Considérant que le rapprochement substantiel des taux, nécessaire pour éviter les détournements de trafic commercial et les délocalisations de sièges d'entreprises, reviendrait à limiter la marge de manoeuvre fiscale des Etats membres à un moment où ceux-ci sont engagés dans des efforts budgétaires liés à la mise en place de la monnaie unique ; qu'un rapprochement des taux de TVA ne peut donc être envisagé dans un avenir proche ;

Considérant en outre que le bon fonctionnement du système de compensation entre les Etats membres reste plein d'incertitudes compte tenu des faiblesses des moyens statistiques révélées par la Cour des Comptes des Communautés européennes ;

Considérant que le mécanisme de compensation envisagé par la Commission pourrait avoir pour contrepartie une perte de recettes publiques dont l'ampleur ne peut être appréciée à ce stade ;

1. Sur la proposition de directive concernant la TVA applicable aux services de télécommunications :

Approuve les principes contenus dans la proposition d'acte communautaire E 785 ; estime que le régime proposé devrait également s'appliquer lorsque le prestataire de service est installé dans l'un des pays membres de l'Union européenne.

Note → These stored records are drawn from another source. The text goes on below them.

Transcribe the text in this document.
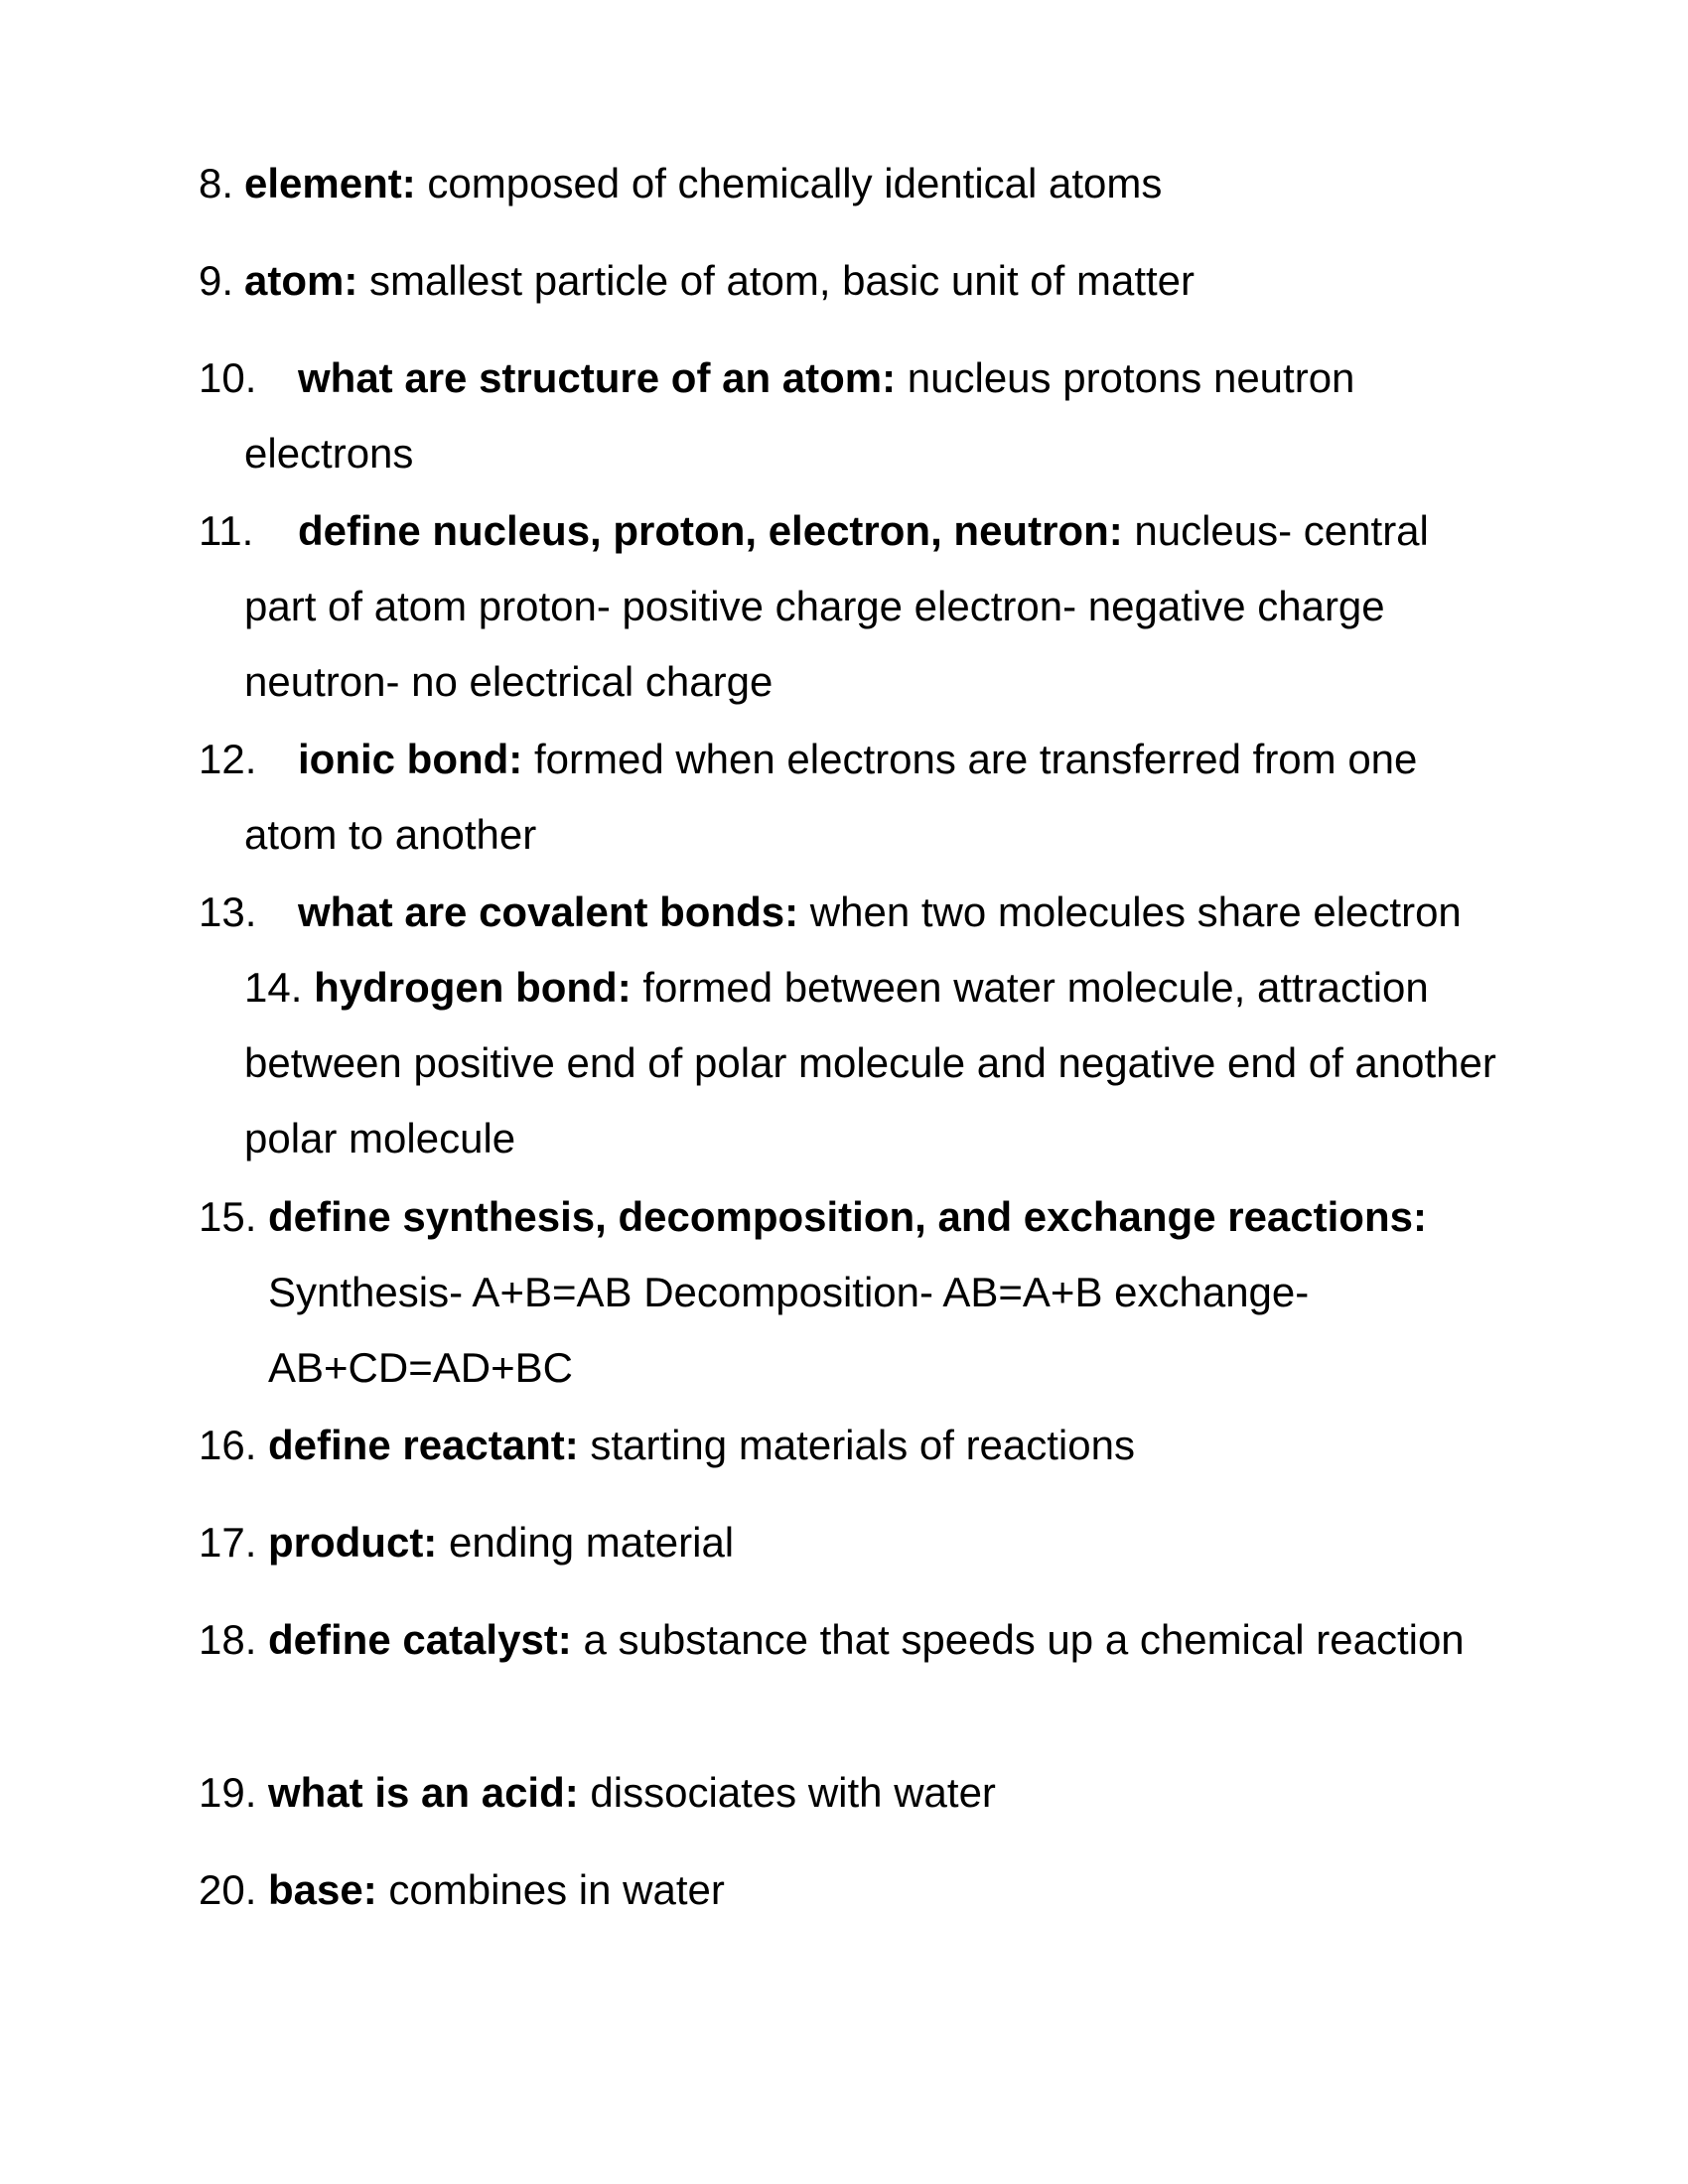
8. element: composed of chemically identical atoms
9. atom: smallest particle of atom, basic unit of matter
10. what are structure of an atom: nucleus protons neutron electrons
11.	define nucleus, proton, electron, neutron: nucleus- central part of atom proton- positive charge electron- negative charge neutron- no electrical charge
12. ionic bond: formed when electrons are transferred from one atom to another
13. what are covalent bonds: when two molecules share electron 14. hydrogen bond: formed between water molecule, attraction between positive end of polar molecule and negative end of another polar molecule
15. define synthesis, decomposition, and exchange reactions: Synthesis- A+B=AB Decomposition- AB=A+B exchange- AB+CD=AD+BC
16. define reactant: starting materials of reactions
17. product: ending material
18. define catalyst: a substance that speeds up a chemical reaction
19. what is an acid: dissociates with water
20. base: combines in water
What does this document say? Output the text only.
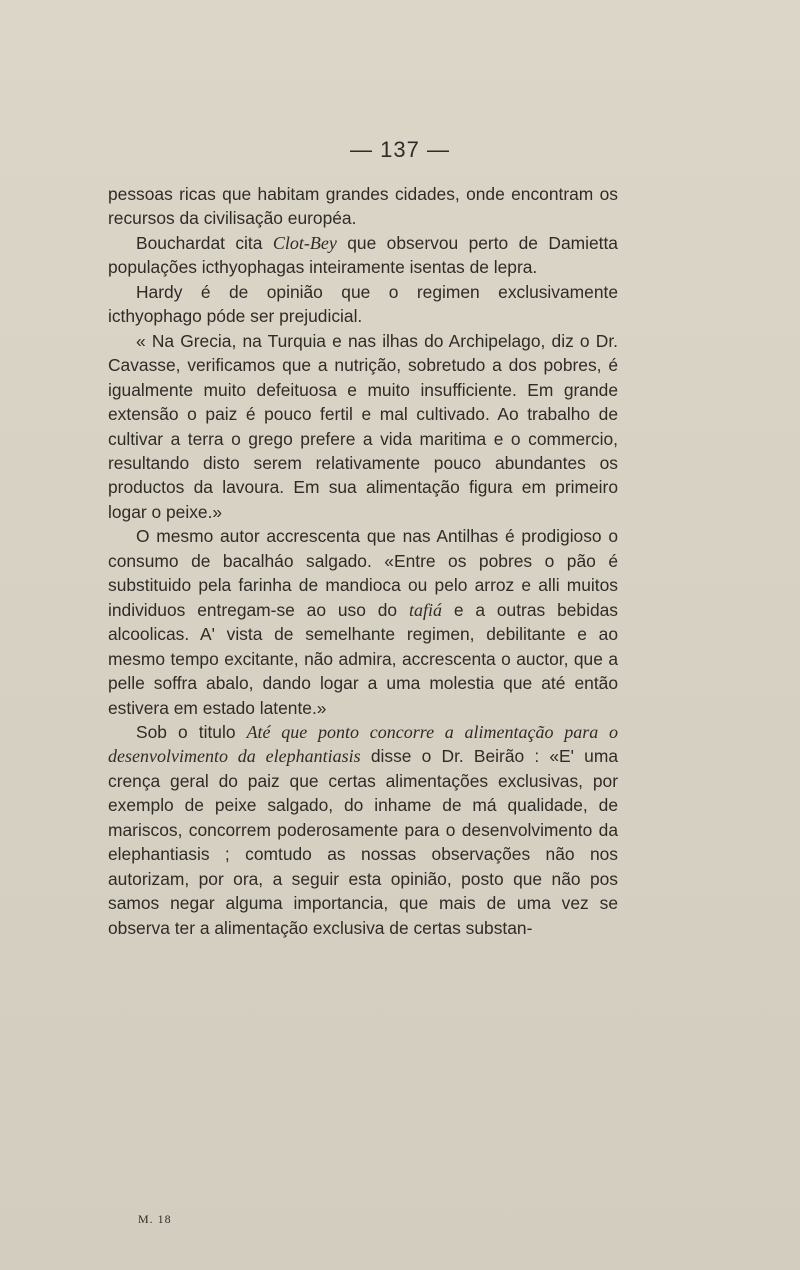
— 137 —

pessoas ricas que habitam grandes cidades, onde encontram os recursos da civilisação européa.

Bouchardat cita Clot-Bey que observou perto de Damietta populações icthyophagas inteiramente isentas de lepra.

Hardy é de opinião que o regimen exclusivamente icthyophago póde ser prejudicial.

« Na Grecia, na Turquia e nas ilhas do Archipelago, diz o Dr. Cavasse, verificamos que a nutrição, sobretudo a dos pobres, é igualmente muito defeituosa e muito insufficiente. Em grande extensão o paiz é pouco fertil e mal cultivado. Ao trabalho de cultivar a terra o grego prefere a vida maritima e o commercio, resultando disto serem relativamente pouco abundantes os productos da lavoura. Em sua alimentação figura em primeiro logar o peixe.»

O mesmo autor accrescenta que nas Antilhas é prodigioso o consumo de bacalháo salgado. «Entre os pobres o pão é substituido pela farinha de mandioca ou pelo arroz e alli muitos individuos entregam-se ao uso do tafiá e a outras bebidas alcoolicas. A' vista de semelhante regimen, debilitante e ao mesmo tempo excitante, não admira, accrescenta o auctor, que a pelle soffra abalo, dando logar a uma molestia que até então estivera em estado latente.»

Sob o titulo Até que ponto concorre a alimentação para o desenvolvimento da elephantiasis disse o Dr. Beirão : «E' uma crença geral do paiz que certas alimentações exclusivas, por exemplo de peixe salgado, do inhame de má qualidade, de mariscos, concorrem poderosamente para o desenvolvimento da elephantiasis ; comtudo as nossas observações não nos autorizam, por ora, a seguir esta opinião, posto que não pos samos negar alguma importancia, que mais de uma vez se observa ter a alimentação exclusiva de certas substan-

M. 18
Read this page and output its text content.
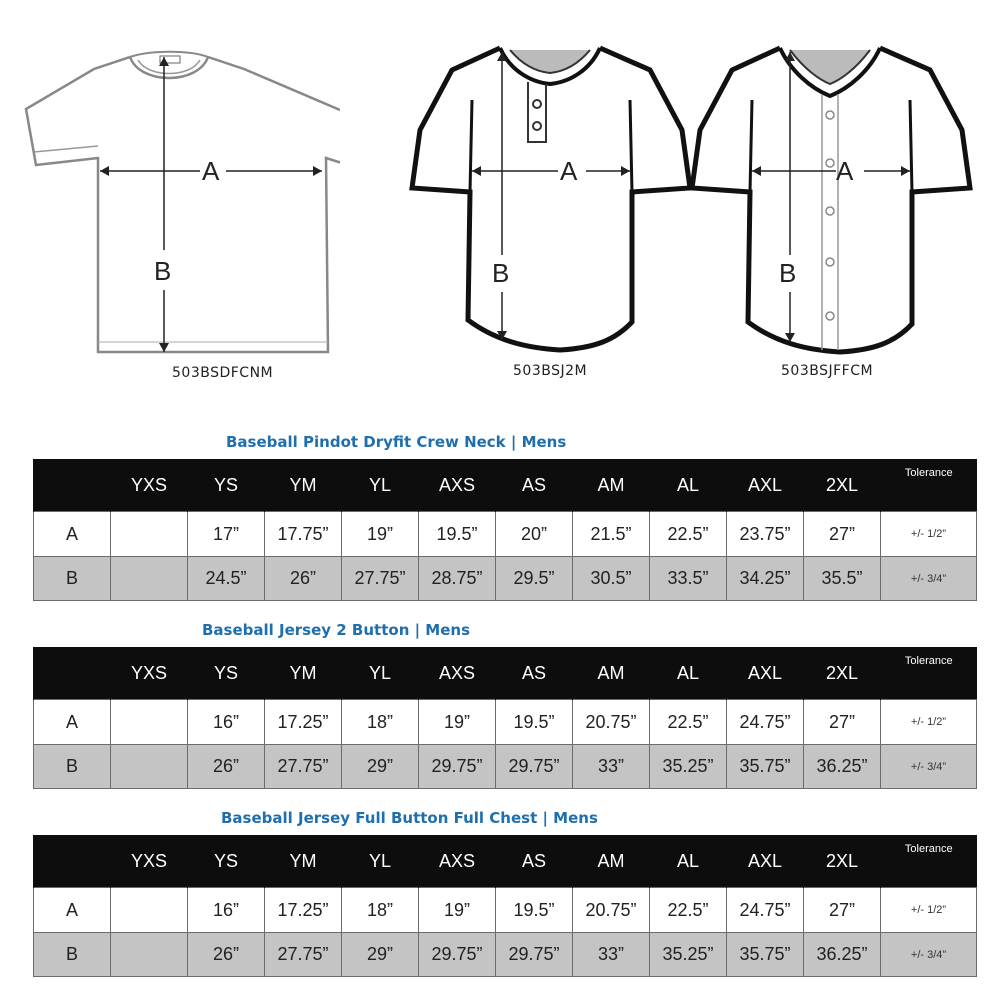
A
B
503BSDFCNM
A
B
503BSJ2M
A
B
503BSJFFCM
Baseball Pindot Dryfit Crew Neck | Mens
	YXS	YS	YM	YL	AXS	AS	AM	AL	AXL	2XL	Tolerance
A		17”	17.75”	19”	19.5”	20”	21.5”	22.5”	23.75”	27”	+/- 1/2”
B		24.5”	26”	27.75”	28.75”	29.5”	30.5”	33.5”	34.25”	35.5”	+/- 3/4”
Baseball Jersey 2 Button | Mens
	YXS	YS	YM	YL	AXS	AS	AM	AL	AXL	2XL	Tolerance
A		16”	17.25”	18”	19”	19.5”	20.75”	22.5”	24.75”	27”	+/- 1/2”
B		26”	27.75”	29”	29.75”	29.75”	33”	35.25”	35.75”	36.25”	+/- 3/4”
Baseball Jersey Full Button Full Chest | Mens
	YXS	YS	YM	YL	AXS	AS	AM	AL	AXL	2XL	Tolerance
A		16”	17.25”	18”	19”	19.5”	20.75”	22.5”	24.75”	27”	+/- 1/2”
B		26”	27.75”	29”	29.75”	29.75”	33”	35.25”	35.75”	36.25”	+/- 3/4”
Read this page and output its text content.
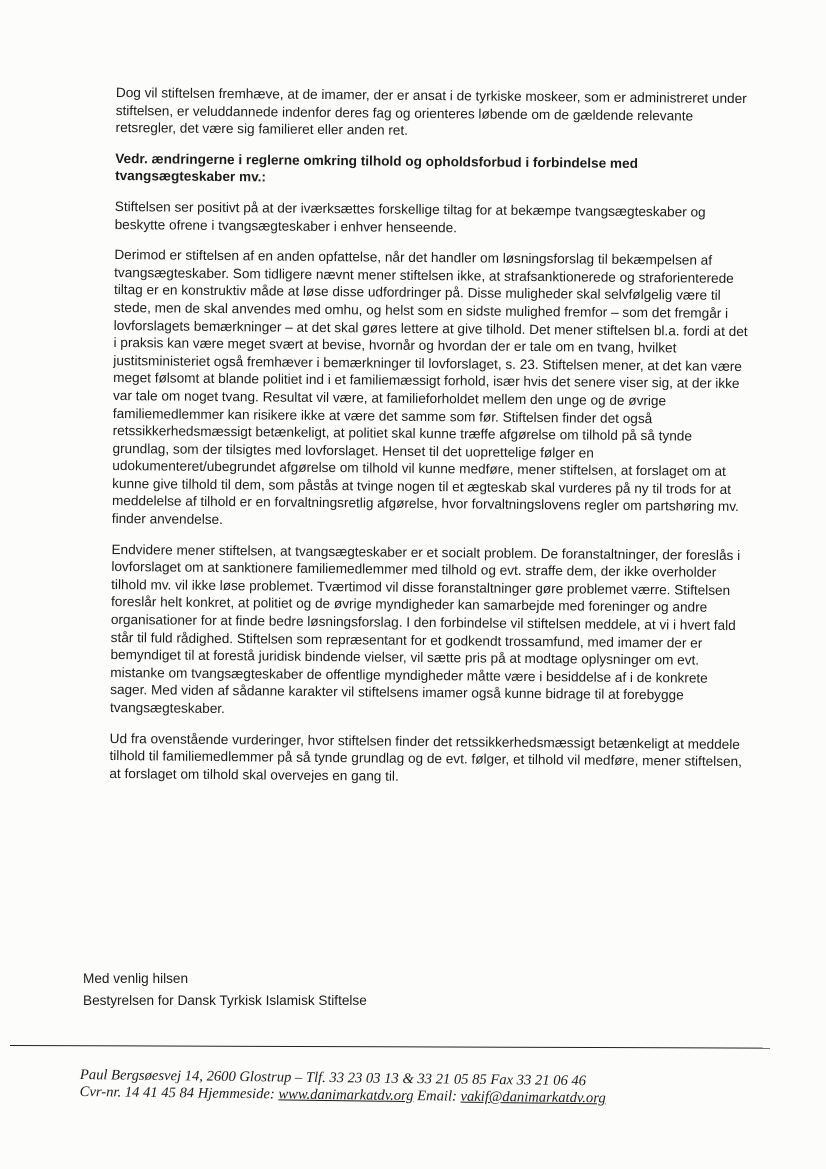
Dog vil stiftelsen fremhæve, at de imamer, der er ansat i de tyrkiske moskeer, som er administreret under stiftelsen, er veluddannede indenfor deres fag og orienteres løbende om de gældende relevante retsregler, det være sig familieret eller anden ret.

Vedr. ændringerne i reglerne omkring tilhold og opholdsforbud i forbindelse med tvangsægteskaber mv.:

Stiftelsen ser positivt på at der iværksættes forskellige tiltag for at bekæmpe tvangsægteskaber og beskytte ofrene i tvangsægteskaber i enhver henseende.

Derimod er stiftelsen af en anden opfattelse, når det handler om løsningsforslag til bekæmpelsen af tvangsægteskaber. Som tidligere nævnt mener stiftelsen ikke, at strafsanktionerede og straforienterede tiltag er en konstruktiv måde at løse disse udfordringer på. Disse muligheder skal selvfølgelig være til stede, men de skal anvendes med omhu, og helst som en sidste mulighed fremfor – som det fremgår i lovforslagets bemærkninger – at det skal gøres lettere at give tilhold. Det mener stiftelsen bl.a. fordi at det i praksis kan være meget svært at bevise, hvornår og hvordan der er tale om en tvang, hvilket justitsministeriet også fremhæver i bemærkninger til lovforslaget, s. 23. Stiftelsen mener, at det kan være meget følsomt at blande politiet ind i et familiemæssigt forhold, især hvis det senere viser sig, at der ikke var tale om noget tvang. Resultat vil være, at familieforholdet mellem den unge og de øvrige familiemedlemmer kan risikere ikke at være det samme som før. Stiftelsen finder det også retssikkerhedsmæssigt betænkeligt, at politiet skal kunne træffe afgørelse om tilhold på så tynde grundlag, som der tilsigtes med lovforslaget. Henset til det uoprettelige følger en udokumenteret/ubegrundet afgørelse om tilhold vil kunne medføre, mener stiftelsen, at forslaget om at kunne give tilhold til dem, som påstås at tvinge nogen til et ægteskab skal vurderes på ny til trods for at meddelelse af tilhold er en forvaltningsretlig afgørelse, hvor forvaltningslovens regler om partshøring mv. finder anvendelse.

Endvidere mener stiftelsen, at tvangsægteskaber er et socialt problem. De foranstaltninger, der foreslås i lovforslaget om at sanktionere familiemedlemmer med tilhold og evt. straffe dem, der ikke overholder tilhold mv. vil ikke løse problemet. Tværtimod vil disse foranstaltninger gøre problemet værre. Stiftelsen foreslår helt konkret, at politiet og de øvrige myndigheder kan samarbejde med foreninger og andre organisationer for at finde bedre løsningsforslag. I den forbindelse vil stiftelsen meddele, at vi i hvert fald står til fuld rådighed. Stiftelsen som repræsentant for et godkendt trossamfund, med imamer der er bemyndiget til at forestå juridisk bindende vielser, vil sætte pris på at modtage oplysninger om evt. mistanke om tvangsægteskaber de offentlige myndigheder måtte være i besiddelse af i de konkrete sager. Med viden af sådanne karakter vil stiftelsens imamer også kunne bidrage til at forebygge tvangsægteskaber.

Ud fra ovenstående vurderinger, hvor stiftelsen finder det retssikkerhedsmæssigt betænkeligt at meddele tilhold til familiemedlemmer på så tynde grundlag og de evt. følger, et tilhold vil medføre, mener stiftelsen, at forslaget om tilhold skal overvejes en gang til.

Med venlig hilsen
Bestyrelsen for Dansk Tyrkisk Islamisk Stiftelse
Paul Bergsøesvej 14, 2600 Glostrup – Tlf. 33 23 03 13 & 33 21 05 85 Fax 33 21 06 46
Cvr-nr. 14 41 45 84 Hjemmeside: www.danimarkatdv.org Email: vakif@danimarkatdv.org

2. Sur le régime commun de TVA en Europe :

Estime que la seule voie de progrès reste, aujourd'hui, dans l'amélioration du régime dit transitoire ;

Demande par conséquent au Gouvernement :

- qu'il sollicite l'adoption et la mise en oeuvre des mesures nécessaires à l'élimination des lacunes et fraudes qui ont pu apparaître lors des premières années d'application du régime actuel de TVA en Europe ;

- qu'il ne retienne pas, au stade actuel, les propositions de la Commission sur le système commun tant que les conditions pour le passage au régime définitif ne seront pas réunies.

Cette proposition de résolution a été

publiée sous le n°265 (1996-1997).

Elle a été renvoyée à la commission des Finances, du contrôle budgétaire et des comptes économiques de la Nation.